Морской офицер, поигрывая кортиком в черных ножнах, проявил не меньшую словоохотливость. В связи с ситуацией на Дальнем Востоке их выпуск накануне спешно был произведен из гардемаринов в мичманы, но так как полное обмундирование еще не поспело, новоиспеченный офицер пользовался перед отправкой на фронт последней возможностью насладиться мирной жизнью. Молодой человек принадлежал к хорошей фамилии. Звали его Павел Игнатьевич Та-волжанский. Мичман имел овальное бритое лицо, лишь над верхней губой щетинились пшеничного цвета усики. Зеленые глаза его поблескивали сердитыми рыжими искорками. Из бледных губ, созданных для нежных признаний и поэзии, вылетали жесткие командирские фразы.
- Я, скажу откровенно, наблюдал за убитым. Он мне показался подозрительным. Уверен, он кого-то ждал.
- А как здесь оказались вы, господин Таволжанский? - поинтересовался Вирхов.
- С горя, - лапидарно ответил моряк, - из-за того, что отправка на фронт задерживается. Захотел выпить, а в "Лейнер" заглянул, чтобы было потом что вспомнить о столичной жизни. Ресторан-то не последний. Эх, быстрее бы отправили, а там мы уж покажем этим евреям!
- Каким евреям? - Вирхов недоуменно шевельнул плоскими белесыми бровями.
- Сам читал, - отрапортовал Таволжанский. - Пишут, что японцы - потомки евреев, из колена Израилева. Из тех, что по Мидии странствовали, да и добрели через азиатский материк до Тихого океана.
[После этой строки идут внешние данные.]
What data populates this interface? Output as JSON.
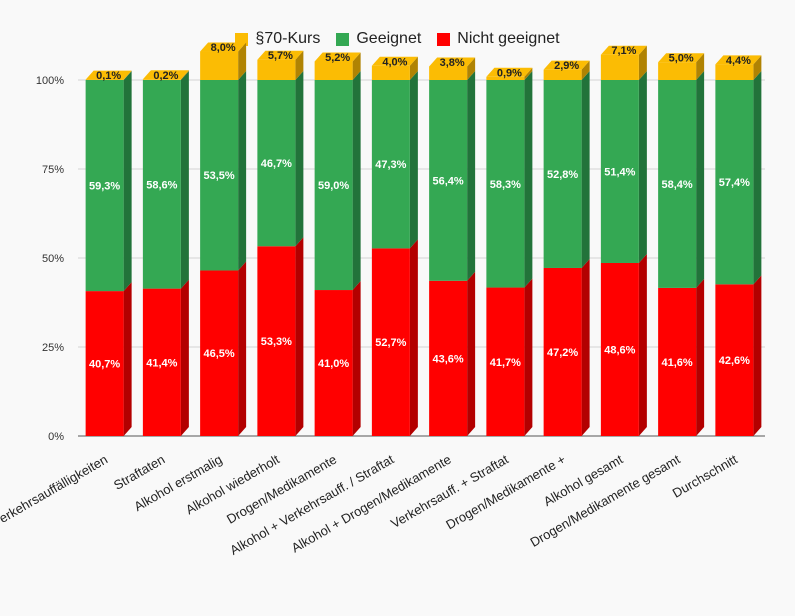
{
  "chart_data": {
    "type": "bar",
    "stacked": true,
    "title": "",
    "xlabel": "",
    "ylabel": "",
    "ylim": [
      0,
      100
    ],
    "y_ticks": [
      "0%",
      "25%",
      "50%",
      "75%",
      "100%"
    ],
    "legend_position": "top",
    "categories": [
      "Verkehrsauffälligkeiten",
      "Straftaten",
      "Alkohol erstmalig",
      "Alkohol wiederholt",
      "Drogen/Medikamente",
      "Alkohol + Verkehrsauff. / Straftat",
      "Alkohol + Drogen/Medikamente",
      "Verkehrsauff. + Straftat",
      "Drogen/Medikamente +",
      "Alkohol gesamt",
      "Drogen/Medikamente gesamt",
      "Durchschnitt"
    ],
    "series": [
      {
        "name": "Nicht geeignet",
        "color": "#ff0000",
        "side_color": "#b30000",
        "values": [
          40.7,
          41.4,
          46.5,
          53.3,
          41.0,
          52.7,
          43.6,
          41.7,
          47.2,
          48.6,
          41.6,
          42.6
        ],
        "labels": [
          "40,7%",
          "41,4%",
          "46,5%",
          "53,3%",
          "41,0%",
          "52,7%",
          "43,6%",
          "41,7%",
          "47,2%",
          "48,6%",
          "41,6%",
          "42,6%"
        ]
      },
      {
        "name": "Geeignet",
        "color": "#34a853",
        "side_color": "#22733a",
        "values": [
          59.3,
          58.6,
          53.5,
          46.7,
          59.0,
          47.3,
          56.4,
          58.3,
          52.8,
          51.4,
          58.4,
          57.4
        ],
        "labels": [
          "59,3%",
          "58,6%",
          "53,5%",
          "46,7%",
          "59,0%",
          "47,3%",
          "56,4%",
          "58,3%",
          "52,8%",
          "51,4%",
          "58,4%",
          "57,4%"
        ]
      },
      {
        "name": "§70-Kurs",
        "color": "#fbbc04",
        "side_color": "#b08303",
        "values": [
          0.1,
          0.2,
          8.0,
          5.7,
          5.2,
          4.0,
          3.8,
          0.9,
          2.9,
          7.1,
          5.0,
          4.4
        ],
        "labels": [
          "0,1%",
          "0,2%",
          "8,0%",
          "5,7%",
          "5,2%",
          "4,0%",
          "3,8%",
          "0,9%",
          "2,9%",
          "7,1%",
          "5,0%",
          "4,4%"
        ]
      }
    ],
    "legend_order": [
      "§70-Kurs",
      "Geeignet",
      "Nicht geeignet"
    ]
  }
}
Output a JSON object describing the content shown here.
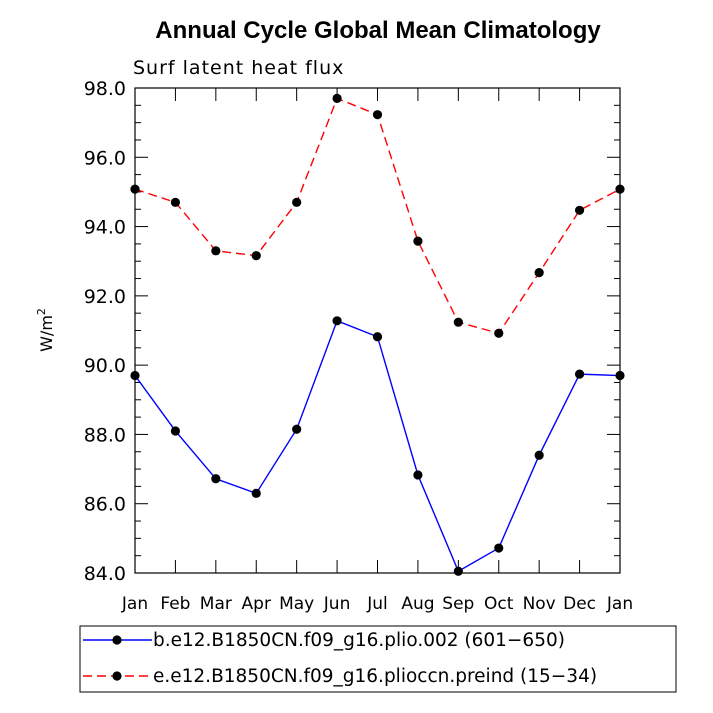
{
  "chart_data": {
    "type": "line",
    "title": "Annual Cycle Global Mean Climatology",
    "subtitle": "Surf latent heat flux",
    "ylabel_base": "W/m",
    "ylabel_exp": "2",
    "xlabel": "",
    "ylim": [
      84.0,
      98.0
    ],
    "yticks": [
      "84.0",
      "86.0",
      "88.0",
      "90.0",
      "92.0",
      "94.0",
      "96.0",
      "98.0"
    ],
    "ytick_values": [
      84,
      86,
      88,
      90,
      92,
      94,
      96,
      98
    ],
    "categories": [
      "Jan",
      "Feb",
      "Mar",
      "Apr",
      "May",
      "Jun",
      "Jul",
      "Aug",
      "Sep",
      "Oct",
      "Nov",
      "Dec",
      "Jan"
    ],
    "series": [
      {
        "name": "b.e12.B1850CN.f09_g16.plio.002 (601−650)",
        "color": "#0000ff",
        "dash": "solid",
        "values": [
          89.7,
          88.1,
          86.72,
          86.3,
          88.15,
          91.28,
          90.82,
          86.83,
          84.05,
          84.72,
          87.4,
          89.74,
          89.7
        ]
      },
      {
        "name": "e.e12.B1850CN.f09_g16.plioccn.preind (15−34)",
        "color": "#ff0000",
        "dash": "dashed",
        "values": [
          95.08,
          94.7,
          93.3,
          93.16,
          94.7,
          97.7,
          97.23,
          93.58,
          91.24,
          90.92,
          92.67,
          94.47,
          95.08
        ]
      }
    ],
    "legend_position": "bottom",
    "grid": false
  }
}
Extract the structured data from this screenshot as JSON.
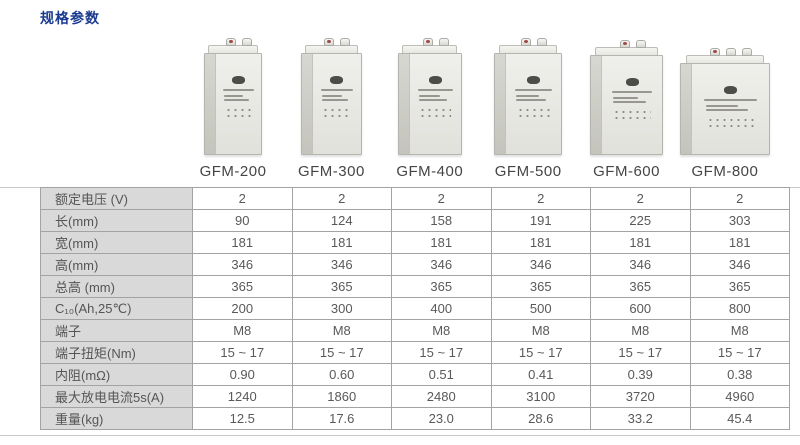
{
  "page": {
    "title": "规格参数"
  },
  "colors": {
    "title_blue": "#1a3a8f",
    "table_label_bg": "#d9d9d9",
    "table_border": "#a3a3a3",
    "text_gray": "#595959"
  },
  "products": [
    {
      "name": "GFM-200"
    },
    {
      "name": "GFM-300"
    },
    {
      "name": "GFM-400"
    },
    {
      "name": "GFM-500"
    },
    {
      "name": "GFM-600"
    },
    {
      "name": "GFM-800"
    }
  ],
  "table": {
    "rows": [
      {
        "label": "额定电压 (V)",
        "values": [
          "2",
          "2",
          "2",
          "2",
          "2",
          "2"
        ]
      },
      {
        "label": "长(mm)",
        "values": [
          "90",
          "124",
          "158",
          "191",
          "225",
          "303"
        ]
      },
      {
        "label": "宽(mm)",
        "values": [
          "181",
          "181",
          "181",
          "181",
          "181",
          "181"
        ]
      },
      {
        "label": "高(mm)",
        "values": [
          "346",
          "346",
          "346",
          "346",
          "346",
          "346"
        ]
      },
      {
        "label": "总高 (mm)",
        "values": [
          "365",
          "365",
          "365",
          "365",
          "365",
          "365"
        ]
      },
      {
        "label": "C₁₀(Ah,25℃)",
        "values": [
          "200",
          "300",
          "400",
          "500",
          "600",
          "800"
        ]
      },
      {
        "label": "端子",
        "values": [
          "M8",
          "M8",
          "M8",
          "M8",
          "M8",
          "M8"
        ]
      },
      {
        "label": "端子扭矩(Nm)",
        "values": [
          "15 ~ 17",
          "15 ~ 17",
          "15 ~ 17",
          "15 ~ 17",
          "15 ~ 17",
          "15 ~ 17"
        ]
      },
      {
        "label": "内阻(mΩ)",
        "values": [
          "0.90",
          "0.60",
          "0.51",
          "0.41",
          "0.39",
          "0.38"
        ]
      },
      {
        "label": "最大放电电流5s(A)",
        "values": [
          "1240",
          "1860",
          "2480",
          "3100",
          "3720",
          "4960"
        ]
      },
      {
        "label": "重量(kg)",
        "values": [
          "12.5",
          "17.6",
          "23.0",
          "28.6",
          "33.2",
          "45.4"
        ]
      }
    ]
  }
}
- Какая чушь, - не сдержался Вирхов.
- А я ни одного живого японца не видел, - виновато признался Таволжанский. - Думал, этот азиат - японец, и наблюдал за ним. Если не суждено вступить с врагом в открытый бой немедленно, может, в тылу удастся обезвредить тайного неприятеля?
- Должен вас разочаровать, милостивый государь, - вступил в разговор закончивший осмотр доктор Коровкин. - Погибший не японец.
Так как и фотограф, и эксперты закончили свою работу, Вирхов отпустил растерянного мичмана Таволжанского и вместе с Терновым и доктором Коровкиным направился к трупу.
- Пуля попала прямо в сердце, - вполголоса доложил доктор. - Пульс отсутствует. И самое странное - у погибшего нет ушей. Отрезаны.
Вирхов бросил недоверчивый взгляд на доктора. Клим Кириллович осторожно отвел от щеки покойника смоляную вислую прядь. Там, где следовало располагаться ушной раковине, у покойника был безобразный багровый шрам, посередине его зияло круглое отверстие.
- Дикари, варвары, - пробурчал Вирхов и, спохватившись, поправился: - А может, сектант какой-нибудь?
- В правом кармане убитого имеется документ, - доложил один из экспертов. - На имя мещанина Ерофея Вей-Так-Тао. Китаец. Православный. Российский подданный.
- Ничего не понимаю! - Вирхов внимательно разглядывал лицо мертвого китайца: худое, желтоватое, с приоткрытым ртом. - Одежда приличная. Портмоне дорогое.
- А как вы думаете, Карл Иваныч, каков мотив убийства? - встрепенулся Тернов.
- Пока очевидного мотива не выявлено, - осторожно ответил Вирхов. - Убийство произошло на моих глазах. Грабеж исключается. Если убийца из эсеров, все выглядит глупо. Зачем ему убивать китайца безухого? Эсеры охотятся на представителей власти, служащих ненавистному режиму. Им губернаторов подавай.
- Нет, но какова дерзость! - возмутился доктор. - Заявиться средь бела дня в ресторан и хладнокровно убить человека!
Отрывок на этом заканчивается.